The PTAB provided two reasons for denying the Tribe’s Motion to Terminate. First, the PTAB held that the Tribe failed to establish that it was entitled to assert its tribal immunity in inter partes review proceedings. Citing the Supreme Court, the Board noted that the Tribe’s sovereignty “is of a unique and limited character…[existing] only at the sufferance of Congress and is subject to complete defeasance.” United States v. Wheeler, 435 U.S. 313, 323 (1978). The PTAB’s analysis relied on the premise that “general Acts of Congress apply to Indians…in the absence of a clear expression to the contrary.” IPR2016-01127, Paper no. 129 at 11. The Act of Congress here provides that “any patent (regardless of ownership) is ‘subject to the conditions and requirements of [the Patent Act].’” Id. Because patents are, by law, inherently subject to IPRs, the Board made clear that any sovereign immunity enjoyed by the Tribe did not eliminate the PTAB’s right to conduct an inter partes review.

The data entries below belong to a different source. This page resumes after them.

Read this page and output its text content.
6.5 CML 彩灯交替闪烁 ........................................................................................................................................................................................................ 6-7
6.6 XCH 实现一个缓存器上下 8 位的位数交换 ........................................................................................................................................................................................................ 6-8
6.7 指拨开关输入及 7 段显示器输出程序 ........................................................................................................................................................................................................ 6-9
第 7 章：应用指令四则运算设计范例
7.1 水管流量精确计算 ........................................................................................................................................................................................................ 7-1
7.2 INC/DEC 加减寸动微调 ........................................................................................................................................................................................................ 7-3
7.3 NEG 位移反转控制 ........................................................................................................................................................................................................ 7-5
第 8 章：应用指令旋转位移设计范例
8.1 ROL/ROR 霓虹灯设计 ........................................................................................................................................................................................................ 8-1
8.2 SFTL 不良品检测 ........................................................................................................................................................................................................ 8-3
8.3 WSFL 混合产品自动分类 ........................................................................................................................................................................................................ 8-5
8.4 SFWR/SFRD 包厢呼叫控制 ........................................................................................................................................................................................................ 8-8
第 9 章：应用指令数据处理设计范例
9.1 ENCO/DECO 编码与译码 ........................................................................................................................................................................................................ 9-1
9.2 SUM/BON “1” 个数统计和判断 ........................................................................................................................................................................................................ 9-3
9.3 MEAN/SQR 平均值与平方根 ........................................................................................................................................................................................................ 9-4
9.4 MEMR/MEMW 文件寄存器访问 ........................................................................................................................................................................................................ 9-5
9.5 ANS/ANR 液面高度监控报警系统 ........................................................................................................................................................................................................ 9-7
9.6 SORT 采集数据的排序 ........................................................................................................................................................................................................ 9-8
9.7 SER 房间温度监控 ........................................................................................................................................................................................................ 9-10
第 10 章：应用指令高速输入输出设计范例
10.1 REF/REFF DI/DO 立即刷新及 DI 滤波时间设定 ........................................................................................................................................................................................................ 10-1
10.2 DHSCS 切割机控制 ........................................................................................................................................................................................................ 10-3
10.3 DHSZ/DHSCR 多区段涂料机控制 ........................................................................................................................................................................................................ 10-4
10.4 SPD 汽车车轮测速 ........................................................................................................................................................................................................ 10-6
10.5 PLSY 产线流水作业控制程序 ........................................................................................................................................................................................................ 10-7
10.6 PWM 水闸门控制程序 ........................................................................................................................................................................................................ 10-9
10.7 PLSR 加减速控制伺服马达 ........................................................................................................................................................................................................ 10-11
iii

Second, the Board held that the proceedings may continue with Allergan as the patent owner, and that the Tribe was not an indispensable party to the proceedings. According to the terms of the patent assignment, Allergan retained substantially all of its rights in the patents, leaving the Tribe with nothing more than “an illusory or superficial right to sue for infringement of the challenged patents.” See Paper no. 131 at 22. Furthermore, Allergan’s rights as the exclusive licensee gave Allergan “at least an identical – if not more of an interest of the effective patent owner…in defending the challenged patents.” Paper no. 131 at 37. Therefore, the PTAB found that the assignment did warrant granting the Tribe’s Motion to Terminate the IPRs.